Germany host Spain on Friday in Dusseldorf and Brazil in Berlin next Tuesday in high-profile friendlies, but will again be without their captain and goalkeeper.
In the 31-year-old’s absence, Barcelona’s Marc-Andre ter Stegen, Kevin Trapp of Paris Saint-Germain and Bayer Leverkusen’s Bernd Leno will be vying for Germany’s number one shirt.
Neuer has not played since fracturing his foot last September – the second time he suffered the same injury in 2017.
His club Bayern Munich have not set a date for his return, but the countdown is on before Germany announce their World Cup squad on May 15.
“There is no pressure from our side, it’s a decision for him and the doctors,” said Germany team manager Oliver Bierhoff on Wednesday.
“Of course, we hope he will be 100 percent ready and fit by the time we nominate (the World Cup squad).”
Neuer has not played for Germany since October 2016, and the defending world champions are desperate for him to be ready for their opening World Cup match against Mexico in Moscow on June 17.
Neuer was voted the world’s best goalkeeper for four years running up until 2016.
His six-month absence and lack of match practice is a cause for worry in football-mad Germany.
Thomas Mueller understands the concern but is backing his Germany and Bayern teammate to get fit.
“I see ‘Manu’ a bit more than most and he always gives the impression that everything is okay,” said Mueller.
“I am not privy to what the medical situation is, but I haven’t heard anything to suggest things aren’t going to plan.
“He’ll take the necessary time, and from what I know of ‘Manu’, you can never write him off.
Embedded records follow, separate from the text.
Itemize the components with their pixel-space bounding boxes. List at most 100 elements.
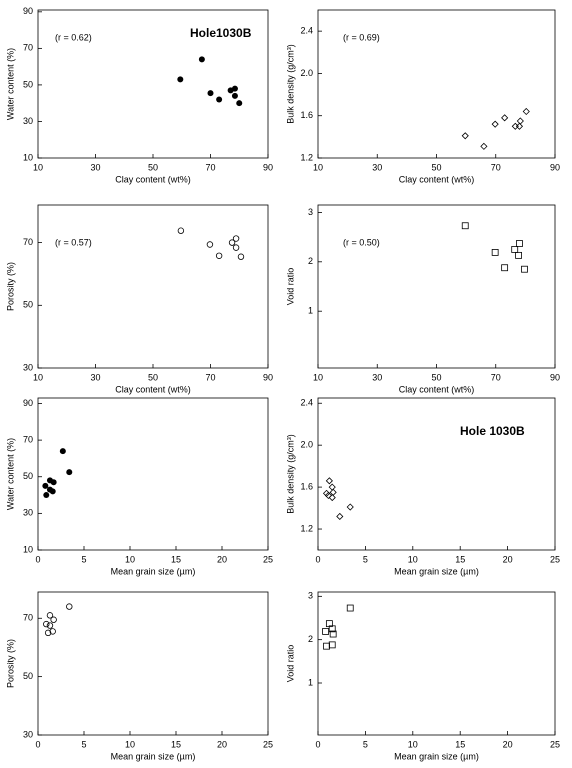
y-tick-label: 70 bbox=[23, 434, 33, 444]
x-tick-label: 70 bbox=[205, 372, 215, 382]
x-axis-label: Clay content (wt%) bbox=[399, 384, 475, 394]
point bbox=[50, 479, 57, 486]
y-tick-label: 2 bbox=[308, 256, 313, 266]
y-tick-label: 2.0 bbox=[300, 440, 313, 450]
x-tick-label: 20 bbox=[503, 554, 513, 564]
point bbox=[516, 240, 523, 247]
y-tick-label: 3 bbox=[308, 591, 313, 601]
point bbox=[323, 642, 330, 650]
x-tick-label: 5 bbox=[81, 739, 86, 749]
annotation: (r = 0.69) bbox=[343, 32, 380, 42]
point bbox=[501, 264, 509, 272]
panel: 0 5 10 15 20 25 1 2 3 Mean grain size (µm) Void ra… bbox=[285, 591, 560, 762]
point bbox=[66, 469, 73, 476]
x-axis-label: Mean grain size (µm) bbox=[111, 566, 196, 576]
point bbox=[207, 90, 214, 97]
annotation: Hole 1030B bbox=[460, 424, 525, 438]
y-tick-label: 30 bbox=[23, 508, 33, 518]
point bbox=[42, 482, 49, 489]
y-tick-label: 1.6 bbox=[300, 481, 313, 491]
x-axis-label: Mean grain size (µm) bbox=[394, 566, 479, 576]
y-tick-label: 90 bbox=[23, 398, 33, 408]
plot-frame bbox=[37, 397, 269, 551]
point bbox=[329, 488, 337, 496]
y-tick-label: 50 bbox=[23, 471, 33, 481]
point bbox=[231, 85, 238, 92]
panel: 10 30 50 70 90 1 2 3 Clay content (wt%) Void rati… bbox=[285, 204, 560, 394]
x-tick-label: 5 bbox=[363, 554, 368, 564]
y-axis-label: Void ratio bbox=[285, 268, 295, 306]
y-tick-label: 70 bbox=[23, 237, 33, 247]
x-axis-label: Mean grain size (µm) bbox=[111, 751, 196, 761]
y-tick-label: 50 bbox=[23, 79, 33, 89]
x-tick-label: 0 bbox=[315, 739, 320, 749]
point bbox=[43, 620, 50, 628]
y-axis-label: Bulk density (g/cm³) bbox=[285, 434, 295, 514]
point bbox=[232, 235, 240, 242]
panel: 0 5 10 15 20 25 10 30 50 70 90 Mean grain size (µm)… bbox=[5, 397, 273, 576]
y-tick-label: 90 bbox=[23, 6, 33, 16]
x-tick-label: 0 bbox=[315, 554, 320, 564]
point bbox=[228, 239, 236, 246]
x-axis-label: Clay content (wt%) bbox=[115, 174, 191, 184]
x-tick-label: 30 bbox=[90, 162, 100, 172]
x-tick-label: 10 bbox=[125, 554, 135, 564]
y-tick-label: 2 bbox=[308, 634, 313, 644]
point bbox=[206, 241, 214, 248]
panel: 0 5 10 15 20 25 1.2 1.6 2.0 2.4 Mean grain size (µ… bbox=[285, 397, 560, 576]
panel: 10 30 50 70 90 1.2 1.6 2.0 2.4 Clay content (wt%)… bbox=[285, 9, 560, 184]
x-tick-label: 10 bbox=[313, 372, 323, 382]
x-tick-label: 20 bbox=[217, 739, 227, 749]
y-tick-label: 30 bbox=[23, 116, 33, 126]
x-tick-label: 70 bbox=[491, 372, 501, 382]
point bbox=[336, 512, 344, 521]
x-tick-label: 90 bbox=[263, 372, 273, 382]
x-tick-label: 25 bbox=[263, 554, 273, 564]
y-axis-label: Porosity (%) bbox=[5, 262, 15, 311]
y-tick-label: 30 bbox=[23, 362, 33, 372]
x-tick-label: 15 bbox=[455, 554, 465, 564]
point bbox=[49, 488, 56, 495]
x-tick-label: 30 bbox=[372, 162, 382, 172]
x-tick-label: 5 bbox=[81, 554, 86, 564]
point bbox=[491, 249, 499, 256]
point bbox=[328, 641, 336, 649]
y-tick-label: 2.4 bbox=[300, 398, 313, 408]
point bbox=[515, 251, 522, 259]
x-tick-label: 10 bbox=[33, 162, 43, 172]
point bbox=[46, 622, 54, 629]
x-tick-label: 15 bbox=[455, 739, 465, 749]
point bbox=[329, 630, 337, 638]
point bbox=[491, 120, 499, 128]
y-axis-label: Water content (%) bbox=[5, 438, 15, 510]
y-tick-label: 1.6 bbox=[300, 110, 313, 120]
x-tick-label: 30 bbox=[372, 372, 382, 382]
point bbox=[516, 117, 524, 125]
x-tick-label: 30 bbox=[90, 372, 100, 382]
x-tick-label: 90 bbox=[263, 162, 273, 172]
y-tick-label: 70 bbox=[23, 43, 33, 53]
x-tick-label: 50 bbox=[148, 162, 158, 172]
x-tick-label: 50 bbox=[431, 162, 441, 172]
y-axis-label: Porosity (%) bbox=[5, 639, 15, 688]
y-tick-label: 1.2 bbox=[300, 523, 313, 533]
x-tick-label: 20 bbox=[217, 554, 227, 564]
y-axis-label: Bulk density (g/cm³) bbox=[285, 44, 295, 124]
x-tick-label: 25 bbox=[263, 739, 273, 749]
x-tick-label: 50 bbox=[431, 372, 441, 382]
point bbox=[324, 491, 332, 500]
y-tick-label: 1 bbox=[308, 677, 313, 687]
point bbox=[325, 477, 333, 485]
point bbox=[59, 448, 66, 455]
x-tick-label: 25 bbox=[550, 739, 560, 749]
x-tick-label: 20 bbox=[503, 739, 513, 749]
x-tick-label: 5 bbox=[363, 739, 368, 749]
point bbox=[66, 603, 73, 610]
point bbox=[177, 227, 185, 234]
x-tick-label: 90 bbox=[550, 162, 560, 172]
x-tick-label: 25 bbox=[550, 554, 560, 564]
point bbox=[216, 96, 223, 103]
The discussion as to whether Neuer will be fit for the World Cup is understandable, but I think he’ll manage it.”
The Spain and Brazil games are Germany’s final friendlies before the World Cup squad is picked, but warm-up matches are planned against Austria and Saudi Arabia on June 2 and 8 respectively.
Four years ago, a shoulder injury also hampered Neuer’s preparation before the last World Cup.
But Bierhoff admits the long absence this time around is new territory for Neuer. “I don’t see it as a problem, the workload on his foot will be gradually built up,” said Bierhoff.
“What is different from 2014, of course, is a lack of match practice.
“But I still think that during intense training sessions, a world-class goalkeeper comes relatively quickly back into his rhythm.”